At Marinakis’s other club, Olympiakos, they are now on their fourth manager of the season, a sign that continuity is not high on the agenda in Athens. Short-term solutions are often sought to solve problems perceived to exist. George Syrianos, as Forest’s head of recruitment, and Andy Scott, as chief scout, were sacked after the plethora of summer arrivals failed to gel immediately, while a key architect of promotion, the chief executive, Dane Murphy, was sidelined and then departed. He is yet to be replaced.

The team settled and improved by late October, going on a run of two defeats in 11 games, away at Arsenal and Manchester United, picking up 19 points in the process. Since the January signings have come to the fore, only three points have been earned from 27 available, hence the demise of Giraldi and more scrutiny of Cooper.

In the academy there is uncertainty, too, with the director of football development, Gary Brazil, out of contract in the summer. Brazil is credited with bringing through Matty Cash, Ben Brereton Díaz and Oliver Burke, among others, and two key components of Cooper’s side, Ryan Yates and Brennan Johnson. His methods have made tens of millions in player sales for Forest and the under-18s reached the FA Youth Cup final last season. He is a popular man in Nottingham and, if he were to leave, as is expected, it would be seen as a blow to the youth setup.
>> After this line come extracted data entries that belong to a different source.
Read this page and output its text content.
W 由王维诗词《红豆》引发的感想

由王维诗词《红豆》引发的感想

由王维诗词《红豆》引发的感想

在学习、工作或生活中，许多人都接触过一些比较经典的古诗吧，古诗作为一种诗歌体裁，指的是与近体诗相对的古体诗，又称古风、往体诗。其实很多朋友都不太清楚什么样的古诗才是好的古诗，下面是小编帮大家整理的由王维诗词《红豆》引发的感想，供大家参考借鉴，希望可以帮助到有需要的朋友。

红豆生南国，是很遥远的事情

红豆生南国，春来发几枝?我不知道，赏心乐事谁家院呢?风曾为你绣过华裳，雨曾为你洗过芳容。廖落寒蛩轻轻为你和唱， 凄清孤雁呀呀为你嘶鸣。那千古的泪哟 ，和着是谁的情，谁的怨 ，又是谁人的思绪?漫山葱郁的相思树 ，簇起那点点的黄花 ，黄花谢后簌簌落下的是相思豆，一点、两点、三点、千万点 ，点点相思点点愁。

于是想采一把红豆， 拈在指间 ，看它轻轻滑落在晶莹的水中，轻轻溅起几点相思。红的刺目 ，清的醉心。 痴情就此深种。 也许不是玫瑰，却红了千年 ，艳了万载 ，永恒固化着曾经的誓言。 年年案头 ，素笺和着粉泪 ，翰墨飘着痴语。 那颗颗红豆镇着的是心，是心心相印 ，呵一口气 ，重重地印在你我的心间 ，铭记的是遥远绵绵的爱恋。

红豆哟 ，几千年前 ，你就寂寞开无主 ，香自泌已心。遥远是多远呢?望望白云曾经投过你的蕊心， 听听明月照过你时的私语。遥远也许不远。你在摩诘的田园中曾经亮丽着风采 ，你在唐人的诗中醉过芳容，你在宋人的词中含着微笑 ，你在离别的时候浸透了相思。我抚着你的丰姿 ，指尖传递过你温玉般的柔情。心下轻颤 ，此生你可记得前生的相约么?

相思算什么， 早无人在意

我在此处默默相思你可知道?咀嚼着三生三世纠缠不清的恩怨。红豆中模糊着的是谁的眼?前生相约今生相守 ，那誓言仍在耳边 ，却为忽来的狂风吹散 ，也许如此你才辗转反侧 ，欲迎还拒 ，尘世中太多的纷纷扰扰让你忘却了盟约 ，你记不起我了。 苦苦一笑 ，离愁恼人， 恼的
Cooper, too, is beloved in Nottingham and deserves copious praise for what he did last season and holding things together in this one. The former Liverpool youth-team coach is learning on the job in his first year as a Premier League manager. It was inevitable that mistakes would be made, heightened by a fear of relegation, when any team coming up via the playoffs would be the natural candidates to go down.
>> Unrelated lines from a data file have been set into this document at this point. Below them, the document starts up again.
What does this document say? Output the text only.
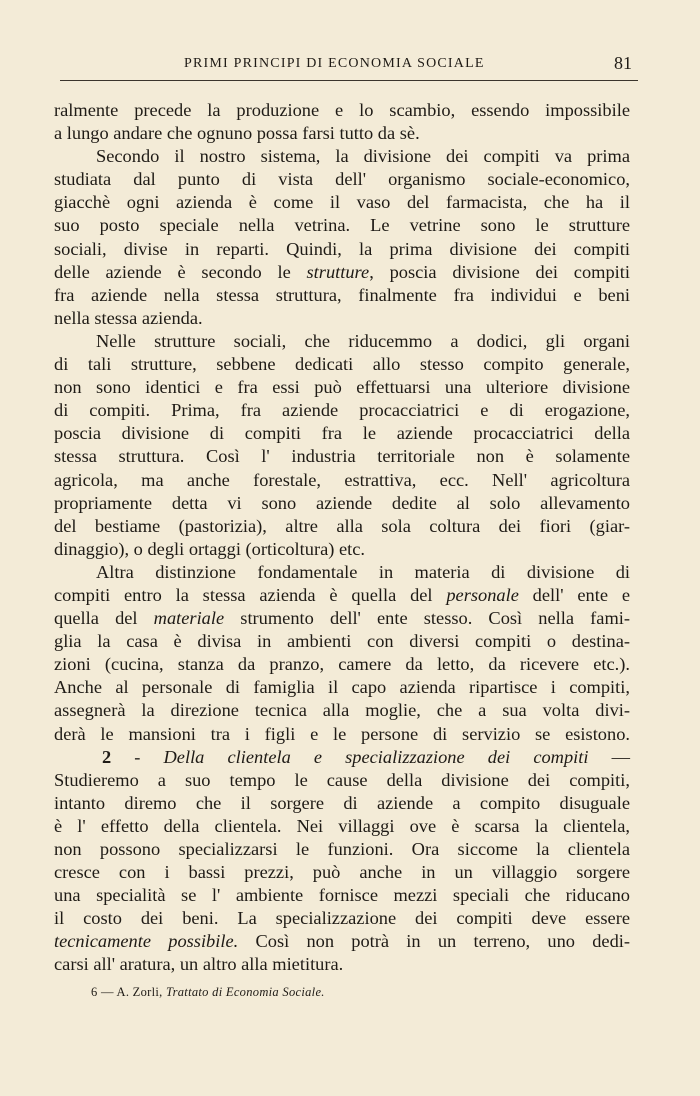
PRIMI PRINCIPI DI ECONOMIA SOCIALE	81
ralmente precede la produzione e lo scambio, essendo impossibile
a lungo andare che ognuno possa farsi tutto da sè.
Secondo il nostro sistema, la divisione dei compiti va prima
studiata dal punto di vista dell' organismo sociale-economico,
giacchè ogni azienda è come il vaso del farmacista, che ha il
suo posto speciale nella vetrina. Le vetrine sono le strutture
sociali, divise in reparti. Quindi, la prima divisione dei compiti
delle aziende è secondo le strutture, poscia divisione dei compiti
fra aziende nella stessa struttura, finalmente fra individui e beni
nella stessa azienda.
Nelle strutture sociali, che riducemmo a dodici, gli organi
di tali strutture, sebbene dedicati allo stesso compito generale,
non sono identici e fra essi può effettuarsi una ulteriore divisione
di compiti. Prima, fra aziende procacciatrici e di erogazione,
poscia divisione di compiti fra le aziende procacciatrici della
stessa struttura. Così l' industria territoriale non è solamente
agricola, ma anche forestale, estrattiva, ecc. Nell' agricoltura
propriamente detta vi sono aziende dedite al solo allevamento
del bestiame (pastorizia), altre alla sola coltura dei fiori (giar-
dinaggio), o degli ortaggi (orticoltura) etc.
Altra distinzione fondamentale in materia di divisione di
compiti entro la stessa azienda è quella del personale dell' ente e
quella del materiale strumento dell' ente stesso. Così nella fami-
glia la casa è divisa in ambienti con diversi compiti o destina-
zioni (cucina, stanza da pranzo, camere da letto, da ricevere etc.).
Anche al personale di famiglia il capo azienda ripartisce i compiti,
assegnerà la direzione tecnica alla moglie, che a sua volta divi-
derà le mansioni tra i figli e le persone di servizio se esistono.
2 - Della clientela e specializzazione dei compiti —
Studieremo a suo tempo le cause della divisione dei compiti,
intanto diremo che il sorgere di aziende a compito disuguale
è l' effetto della clientela. Nei villaggi ove è scarsa la clientela,
non possono specializzarsi le funzioni. Ora siccome la clientela
cresce con i bassi prezzi, può anche in un villaggio sorgere
una specialità se l' ambiente fornisce mezzi speciali che riducano
il costo dei beni. La specializzazione dei compiti deve essere
tecnicamente possibile. Così non potrà in un terreno, uno dedi-
carsi all' aratura, un altro alla mietitura.
6 — A. Zorli, Trattato di Economia Sociale.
Cooper’s popularity with the fans has been shown by the response when there are rumours he will be sacked and it has prolonged his time in charge. Being under constant pressure from the owners to produce the goods in what is arguably the most difficult league in world football is unsustainable. Cooper and the fans want to be in the Premier League for matches such as Sunday’s with Manchester United at a sold-out City Ground. For many, however, this season will be remembered for everything that has taken place off the pitch. Cooper and Nottingham deserved better than that.